Tulis kode ke dalam *cell* di bawah ini:

In [65]:
def bp_predict_sig(X, w):
  n = [np.empty(len(i)) for i in w]
  nin = [np.empty(len(i[0])) for i in w]
  predict = []
  n.append(np.empty(len(w[-1][0])))
  for x in X:
    n[0][:-1] = x
    for L in range(0, len(w)):
      nin[L] = np.dot(n[L], w[L])
      n[L + 1][:len(nin[L])] = sig(nin[L])
    predict.append(n[-1].copy())
  return predict

In [66]:
def bp_predict_tanh(X, w):
  n = [np.empty(len(i)) for i in w]
  nin = [np.empty(len(i[0])) for i in w]
  predict = []
  n.append(np.empty(len(w[-1][0])))
  for x in X:
    n[0][:-1] = x
    for L in range(0, len(w)):
      nin[L] = np.dot(n[L], w[L])
      n[L + 1][:len(nin[L])] = tanh(nin[L])  # Use tanh activation
    predict.append(n[-1].copy())
  return predict

### c) Klasifikasi dataset wine


Lakukan pelatihan pada dataset wine dengan menggunakan 2 fungsi pelatihan yang telah dibuat!
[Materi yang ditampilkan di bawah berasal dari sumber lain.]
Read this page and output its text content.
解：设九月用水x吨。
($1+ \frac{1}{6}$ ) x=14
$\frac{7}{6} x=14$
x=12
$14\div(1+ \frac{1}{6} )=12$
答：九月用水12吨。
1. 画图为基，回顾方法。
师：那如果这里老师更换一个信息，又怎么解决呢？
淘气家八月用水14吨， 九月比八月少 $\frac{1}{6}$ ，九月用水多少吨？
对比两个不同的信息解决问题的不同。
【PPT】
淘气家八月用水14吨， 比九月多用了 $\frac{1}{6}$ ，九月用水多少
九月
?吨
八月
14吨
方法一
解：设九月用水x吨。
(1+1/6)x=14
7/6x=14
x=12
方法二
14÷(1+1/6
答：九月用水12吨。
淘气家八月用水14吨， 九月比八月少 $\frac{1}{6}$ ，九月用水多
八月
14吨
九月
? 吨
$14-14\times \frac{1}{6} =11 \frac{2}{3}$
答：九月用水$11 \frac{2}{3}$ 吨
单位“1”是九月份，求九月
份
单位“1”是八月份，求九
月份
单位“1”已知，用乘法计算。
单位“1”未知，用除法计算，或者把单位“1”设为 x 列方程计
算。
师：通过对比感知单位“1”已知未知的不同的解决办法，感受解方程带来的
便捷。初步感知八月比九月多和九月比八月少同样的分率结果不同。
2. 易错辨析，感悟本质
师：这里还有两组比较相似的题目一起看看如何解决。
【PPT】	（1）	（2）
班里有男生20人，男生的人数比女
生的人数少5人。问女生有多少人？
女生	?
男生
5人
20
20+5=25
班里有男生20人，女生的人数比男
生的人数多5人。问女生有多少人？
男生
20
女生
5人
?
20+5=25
Konfigurasi kedua pelatihan harus sama (epoch, hidden layer, learning rate, dll).
Akurasi yang diharapkan di setiap pelatihan adalah > 0.98

In [68]:
from sklearn import datasets
from sklearn.model_selection import train_test_split
from sklearn.preprocessing import minmax_scale
from sklearn.metrics import accuracy_score

wine = datasets.load_wine()
X = minmax_scale(wine.data)
Y = onehot_enc(wine.target)

X_train, X_test, y_train, y_test = train_test_split(X, Y,
test_size=.3,random_state=1)
#Isi jumlah layer yang digunakan dengan jumlah hidden layer #
w, ep, mse = bp_fit_sig(X_train, y_train, layer_conf=(13, 4, 3),
                        learn_rate=0.1, max_epoch=1000, max_error=0.1, print_per_epoch=25)

print(f'Epochs: {ep}, MSE: {mse}')

predict = bp_predict_sig(X_test, w)
predict = onehot_dec(predict)
y_test = onehot_dec(y_test)
accuracy = accuracy_score(predict, y_test)

print('Output:', predict)
print('True :', y_test)
print('Accuracy:', accuracy)

ValueError: setting an array element with a sequence. The requested array has an inhomogeneous shape after 1 dimensions. The detected shape was (2,) + inhomogeneous part.

In [None]:
from sklearn import datasets
from sklearn.model_selection import train_test_split
from sklearn.preprocessing import minmax_scale
from sklearn.metrics import accuracy_score

wine = datasets.load_wine()
X = minmax_scale(wine.data)
Y = onehot_enc(wine.target)

X_train, X_test, y_train, y_test = train_test_split(X, Y,
test_size=.3,random_state=1)
#Isi jumlah layer yang digunakan dengan jumlah hidden layer #
w, ep, mse = bp_fit_tanh(X_train, y_train, layer_conf=(13, 8, 3),
learn_rate=0.1, max_epoch=1000, max_error=0.1, print_per_epoch=25)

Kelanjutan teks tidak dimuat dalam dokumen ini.